Headers in TCP connection appear in plaintext and are in no way authenticated. This makes them unsecured.

QUIC packets, on the other hand, are always authenticated and the payload is fully encrypted. There are still some unencrypted parts but these are authenticated by the receiver afterwards. That makes the whole communication secure, either right in the beginning or later, to confirm that there hasn’t been any breach.

Forward Error Correction

This is being developed explicitly for QUIC. It could have been added to HTTP/2 but never was.

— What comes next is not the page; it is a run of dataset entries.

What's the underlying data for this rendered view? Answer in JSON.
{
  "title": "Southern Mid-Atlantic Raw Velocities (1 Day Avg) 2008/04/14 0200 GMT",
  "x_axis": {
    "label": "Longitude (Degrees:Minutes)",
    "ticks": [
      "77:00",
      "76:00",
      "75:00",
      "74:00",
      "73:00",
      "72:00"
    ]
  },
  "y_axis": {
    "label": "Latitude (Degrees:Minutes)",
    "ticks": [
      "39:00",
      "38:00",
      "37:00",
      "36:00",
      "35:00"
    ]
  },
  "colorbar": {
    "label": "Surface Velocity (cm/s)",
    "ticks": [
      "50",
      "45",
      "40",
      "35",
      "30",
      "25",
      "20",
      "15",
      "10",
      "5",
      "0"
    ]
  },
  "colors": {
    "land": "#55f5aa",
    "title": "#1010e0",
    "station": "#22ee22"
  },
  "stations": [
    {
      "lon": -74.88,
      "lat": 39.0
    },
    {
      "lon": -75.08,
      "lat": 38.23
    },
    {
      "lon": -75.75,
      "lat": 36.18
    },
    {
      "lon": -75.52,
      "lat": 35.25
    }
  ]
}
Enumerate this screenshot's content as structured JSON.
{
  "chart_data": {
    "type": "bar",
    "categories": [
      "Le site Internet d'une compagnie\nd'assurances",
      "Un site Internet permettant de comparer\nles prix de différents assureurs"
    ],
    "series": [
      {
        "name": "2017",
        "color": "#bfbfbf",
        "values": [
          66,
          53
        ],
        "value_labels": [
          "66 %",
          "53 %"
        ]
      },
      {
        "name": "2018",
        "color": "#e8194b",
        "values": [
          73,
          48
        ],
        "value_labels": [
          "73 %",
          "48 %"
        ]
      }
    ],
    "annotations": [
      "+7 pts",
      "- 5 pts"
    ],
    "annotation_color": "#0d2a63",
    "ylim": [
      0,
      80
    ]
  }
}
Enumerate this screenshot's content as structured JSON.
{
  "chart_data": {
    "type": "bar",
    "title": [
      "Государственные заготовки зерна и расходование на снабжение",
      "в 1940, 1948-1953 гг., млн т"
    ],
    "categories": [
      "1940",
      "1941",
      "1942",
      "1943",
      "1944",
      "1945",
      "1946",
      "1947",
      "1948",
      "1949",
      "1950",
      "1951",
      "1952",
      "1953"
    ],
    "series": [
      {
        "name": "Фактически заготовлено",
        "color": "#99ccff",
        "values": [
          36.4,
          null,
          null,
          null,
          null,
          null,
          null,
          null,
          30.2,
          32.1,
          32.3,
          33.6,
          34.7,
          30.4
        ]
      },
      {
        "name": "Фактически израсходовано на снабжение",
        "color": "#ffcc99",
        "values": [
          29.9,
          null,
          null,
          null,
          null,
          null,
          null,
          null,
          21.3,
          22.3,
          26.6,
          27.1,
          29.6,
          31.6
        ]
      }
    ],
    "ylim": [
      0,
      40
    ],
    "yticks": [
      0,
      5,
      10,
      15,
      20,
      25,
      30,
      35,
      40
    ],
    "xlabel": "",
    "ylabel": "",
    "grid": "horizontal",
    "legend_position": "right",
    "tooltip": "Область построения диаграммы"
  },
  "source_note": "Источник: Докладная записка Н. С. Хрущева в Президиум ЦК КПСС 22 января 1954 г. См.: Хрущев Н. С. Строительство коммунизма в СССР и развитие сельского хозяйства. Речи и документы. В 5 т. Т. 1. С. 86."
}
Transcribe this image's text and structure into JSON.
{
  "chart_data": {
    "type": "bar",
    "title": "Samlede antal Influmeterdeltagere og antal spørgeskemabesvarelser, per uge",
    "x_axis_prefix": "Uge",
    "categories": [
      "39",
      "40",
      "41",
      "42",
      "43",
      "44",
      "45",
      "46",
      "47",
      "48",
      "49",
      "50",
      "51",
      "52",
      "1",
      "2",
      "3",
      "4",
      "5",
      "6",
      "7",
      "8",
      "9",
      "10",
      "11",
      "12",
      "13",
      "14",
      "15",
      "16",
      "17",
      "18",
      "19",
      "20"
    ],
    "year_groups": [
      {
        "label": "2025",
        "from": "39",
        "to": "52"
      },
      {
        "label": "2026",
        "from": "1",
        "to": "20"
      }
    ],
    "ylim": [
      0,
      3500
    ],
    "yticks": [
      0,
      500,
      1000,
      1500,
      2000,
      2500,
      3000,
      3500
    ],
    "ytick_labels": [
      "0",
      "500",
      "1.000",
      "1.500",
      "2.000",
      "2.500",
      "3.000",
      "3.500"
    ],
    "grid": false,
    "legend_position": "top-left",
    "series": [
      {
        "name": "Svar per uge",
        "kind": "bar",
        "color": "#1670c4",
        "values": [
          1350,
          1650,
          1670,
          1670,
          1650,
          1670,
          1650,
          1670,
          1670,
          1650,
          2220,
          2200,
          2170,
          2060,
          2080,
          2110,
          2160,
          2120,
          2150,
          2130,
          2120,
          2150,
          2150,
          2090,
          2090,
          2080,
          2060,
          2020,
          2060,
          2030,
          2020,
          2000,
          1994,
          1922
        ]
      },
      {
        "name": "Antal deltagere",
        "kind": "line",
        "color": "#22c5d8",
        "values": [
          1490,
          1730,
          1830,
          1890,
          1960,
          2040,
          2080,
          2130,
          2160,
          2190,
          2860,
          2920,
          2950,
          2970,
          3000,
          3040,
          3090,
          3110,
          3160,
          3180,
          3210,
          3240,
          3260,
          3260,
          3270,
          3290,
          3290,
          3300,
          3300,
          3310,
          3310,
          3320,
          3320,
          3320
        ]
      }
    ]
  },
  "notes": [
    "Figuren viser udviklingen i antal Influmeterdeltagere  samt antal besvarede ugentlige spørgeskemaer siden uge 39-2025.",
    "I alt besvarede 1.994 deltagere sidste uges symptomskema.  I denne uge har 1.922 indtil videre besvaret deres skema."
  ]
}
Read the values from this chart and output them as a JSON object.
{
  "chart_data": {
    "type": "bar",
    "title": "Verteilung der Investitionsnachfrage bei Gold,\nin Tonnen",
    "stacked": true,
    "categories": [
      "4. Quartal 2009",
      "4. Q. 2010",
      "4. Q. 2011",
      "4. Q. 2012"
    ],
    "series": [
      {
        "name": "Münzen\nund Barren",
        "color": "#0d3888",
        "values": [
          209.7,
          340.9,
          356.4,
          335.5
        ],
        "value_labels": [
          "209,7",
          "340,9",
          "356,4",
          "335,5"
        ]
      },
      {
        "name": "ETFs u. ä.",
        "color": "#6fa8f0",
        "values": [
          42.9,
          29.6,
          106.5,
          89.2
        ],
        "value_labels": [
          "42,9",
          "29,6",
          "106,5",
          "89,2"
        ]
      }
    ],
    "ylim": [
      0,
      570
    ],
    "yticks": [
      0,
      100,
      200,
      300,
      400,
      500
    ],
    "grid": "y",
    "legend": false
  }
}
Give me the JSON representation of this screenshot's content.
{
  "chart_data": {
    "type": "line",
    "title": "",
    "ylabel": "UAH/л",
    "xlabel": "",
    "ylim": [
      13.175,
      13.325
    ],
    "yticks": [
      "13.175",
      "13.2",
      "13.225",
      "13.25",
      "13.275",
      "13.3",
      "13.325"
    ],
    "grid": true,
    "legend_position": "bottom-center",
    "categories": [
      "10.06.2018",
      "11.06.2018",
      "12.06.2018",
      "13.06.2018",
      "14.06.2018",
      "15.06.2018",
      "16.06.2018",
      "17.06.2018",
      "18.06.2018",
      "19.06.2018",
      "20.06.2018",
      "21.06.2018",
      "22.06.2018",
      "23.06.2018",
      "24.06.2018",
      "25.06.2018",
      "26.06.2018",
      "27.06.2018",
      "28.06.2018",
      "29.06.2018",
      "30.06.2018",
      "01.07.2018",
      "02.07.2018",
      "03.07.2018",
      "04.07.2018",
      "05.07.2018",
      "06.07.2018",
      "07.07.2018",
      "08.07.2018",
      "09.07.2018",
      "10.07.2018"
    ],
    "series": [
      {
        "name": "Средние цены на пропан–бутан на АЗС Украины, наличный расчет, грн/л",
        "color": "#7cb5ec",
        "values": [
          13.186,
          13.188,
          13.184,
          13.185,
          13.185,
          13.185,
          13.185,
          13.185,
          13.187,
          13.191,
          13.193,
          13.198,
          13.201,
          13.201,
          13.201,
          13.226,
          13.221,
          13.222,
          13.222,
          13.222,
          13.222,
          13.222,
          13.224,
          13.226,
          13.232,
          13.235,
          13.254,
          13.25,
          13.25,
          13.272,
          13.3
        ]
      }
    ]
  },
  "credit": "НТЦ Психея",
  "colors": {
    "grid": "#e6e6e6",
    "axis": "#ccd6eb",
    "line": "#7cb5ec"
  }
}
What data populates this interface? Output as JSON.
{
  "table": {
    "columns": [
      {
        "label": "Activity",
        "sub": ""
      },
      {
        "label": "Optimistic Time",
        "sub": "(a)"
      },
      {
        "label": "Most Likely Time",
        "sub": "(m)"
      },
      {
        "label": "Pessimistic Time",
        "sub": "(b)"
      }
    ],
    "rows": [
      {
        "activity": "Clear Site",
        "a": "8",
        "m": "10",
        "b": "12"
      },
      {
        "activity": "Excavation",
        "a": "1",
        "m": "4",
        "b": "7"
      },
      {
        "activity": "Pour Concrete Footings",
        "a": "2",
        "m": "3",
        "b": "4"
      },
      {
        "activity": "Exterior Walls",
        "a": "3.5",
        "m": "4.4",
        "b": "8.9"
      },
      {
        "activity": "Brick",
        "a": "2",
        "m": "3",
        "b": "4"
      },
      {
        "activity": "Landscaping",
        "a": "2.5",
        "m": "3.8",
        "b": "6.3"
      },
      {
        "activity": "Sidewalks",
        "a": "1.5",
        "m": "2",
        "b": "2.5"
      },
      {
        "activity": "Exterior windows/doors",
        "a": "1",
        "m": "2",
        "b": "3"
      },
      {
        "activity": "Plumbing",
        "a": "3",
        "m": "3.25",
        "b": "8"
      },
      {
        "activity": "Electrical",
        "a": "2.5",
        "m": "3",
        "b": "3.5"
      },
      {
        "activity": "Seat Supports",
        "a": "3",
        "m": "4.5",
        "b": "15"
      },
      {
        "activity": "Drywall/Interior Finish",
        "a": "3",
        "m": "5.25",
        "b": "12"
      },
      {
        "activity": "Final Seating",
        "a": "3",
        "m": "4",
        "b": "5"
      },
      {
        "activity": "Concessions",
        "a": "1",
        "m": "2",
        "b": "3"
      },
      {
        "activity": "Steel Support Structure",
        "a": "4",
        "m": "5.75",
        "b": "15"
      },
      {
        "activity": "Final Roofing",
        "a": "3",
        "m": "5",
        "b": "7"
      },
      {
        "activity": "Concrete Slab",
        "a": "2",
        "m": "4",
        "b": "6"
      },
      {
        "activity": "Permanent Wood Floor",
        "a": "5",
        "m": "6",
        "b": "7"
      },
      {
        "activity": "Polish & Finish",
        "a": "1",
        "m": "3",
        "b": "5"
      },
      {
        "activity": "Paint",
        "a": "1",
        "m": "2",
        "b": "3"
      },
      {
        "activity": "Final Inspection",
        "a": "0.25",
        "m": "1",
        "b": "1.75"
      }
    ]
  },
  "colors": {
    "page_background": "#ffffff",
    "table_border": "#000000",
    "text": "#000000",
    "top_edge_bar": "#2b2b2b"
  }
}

You’re preemptively sending additional data to avoid the need to re-transmit the packet. It’s a packet that corrects the missing packet. You’re sending more data to get a faster, more stable connection of a higher quality.

Easy Network Transition

Each QUIC packet has its own unique identifier. When you switch to a new network/connection you just inform the server that it’s you with a new IP and the connection will just continue. QUIC allows for a seamless transition without the need for a new handshake.

To Sum This Up

  • You’re getting a button in your Control Panel to enable gQUIC in the proprietary version that can run at least in Chrome.
  • IETF is working on a standardised version of QUIC that’ll run in all browsers.
  • Once the IETF QUIC is ready, it’ll be used to transfer HTTP data and therefore HTTP/3 will emerge. We’ll also enable it for you once it’s supported in browsers.

If you want to learn more, make sure to check the QUIC documentation by IETF.

We’re hoping for a proper version of HTTP/3 to arrive later this year. CDN77 is very excited about this shift in internet communication. We look forward to future development possibilities, faster browsing and other major improvements.